2 Il s'agit ensuite de regarder notre langue à travers la glace. Qu'est ce que le français est capable de faire dans ce monde qui est boosté par d'autres langues, dans ce monde où l'anglais domine la nouvelle technologie, le commerce, la politique, l'économie et tout simplement les grands carrefours du monde.

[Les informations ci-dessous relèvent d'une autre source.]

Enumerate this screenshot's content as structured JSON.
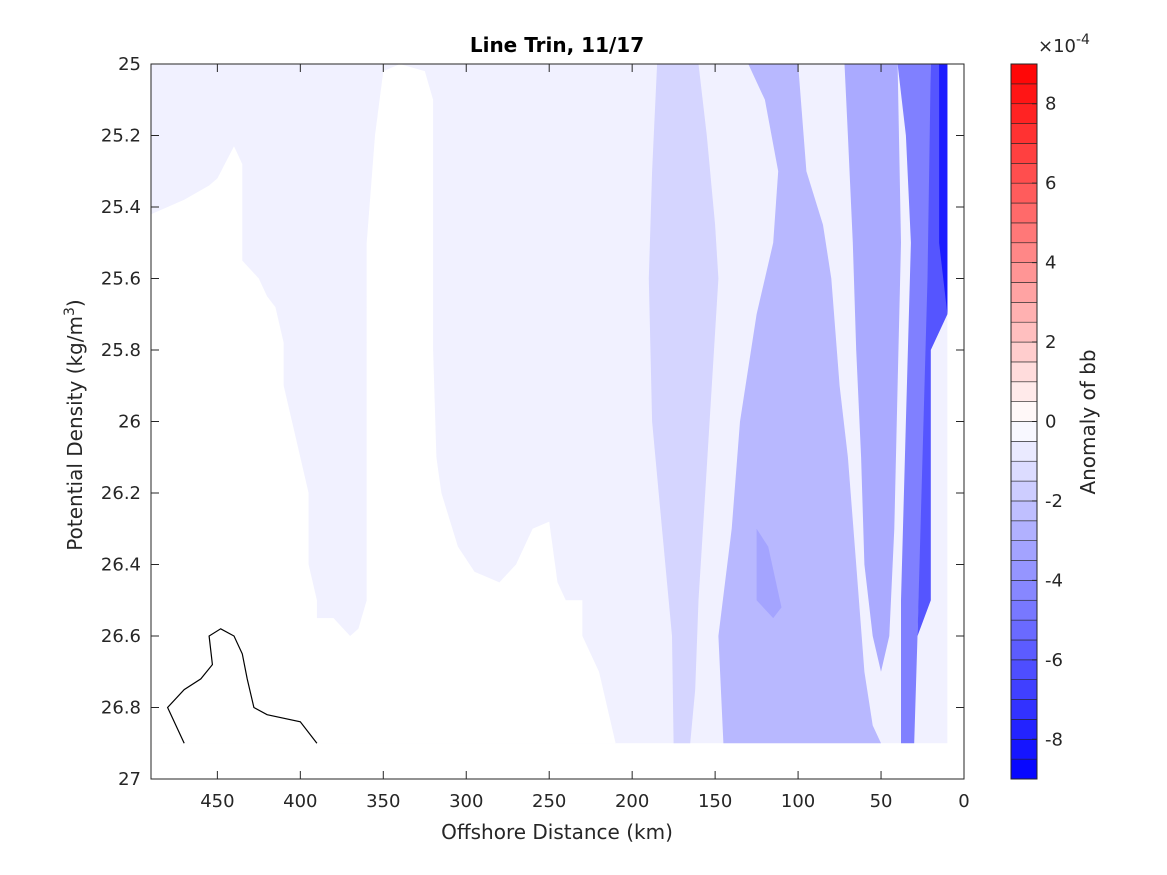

ce sont des défis qui dépassent ces classiques retrouvailles. Il faut décentraliser les debats, il faut occuper le périmètre francophone et le mettre au travail pour que le français soit aussi la langue de la créativité, de l'émulation, de la découverte du monde et de l'avenir. Si Hollande nous dit que l'Afrique est le continent de l'avenir, il faudra que cet avenir se dessine en français. Autrement, ce sera sans nous qui avons subi le français.
Mgomri de Moroni
le droit de l'homme en RDC
JE PENSE QU HOLLANDE AURAIT DU ETRE PLUS FERME ENVERS JOSEPH KABILA LORS DE SON PASSAGE EN RDC!SON DISCOURS A ÉTÉ MOU COMPARATIVEMENT A CE QU'IL AVAIT DIT EN FRANCE
Donneur de leçon
Comment donner des leçons de démocratie quand en France les électeurs n'ont pas la même considération de leur bulletin de vote, quand des sbires du pouvoir déguisés en journalistes vous empêchent de vous exprimer sur les radios et empêche certains partis d'antenne TV, quand votre parti parce que vous êtes au pouvoir démarre une élection avec un bonus de 10%. Avant de donner des leçons de propreté, il faut balayer devant sa porte et être propre soi-même.
Pourquoi Hollande ne défend pas le français?
'le français est une langue africaine' dit Hollande. Comme beaucoup, Hollande a constaté que le français est remplacé par une forme batarde de l'anglais à Paris et que culturellement parlant, la France s'est américanisée. Ainsi, la culture française est mieux préservée et se développe davantage en Afrique.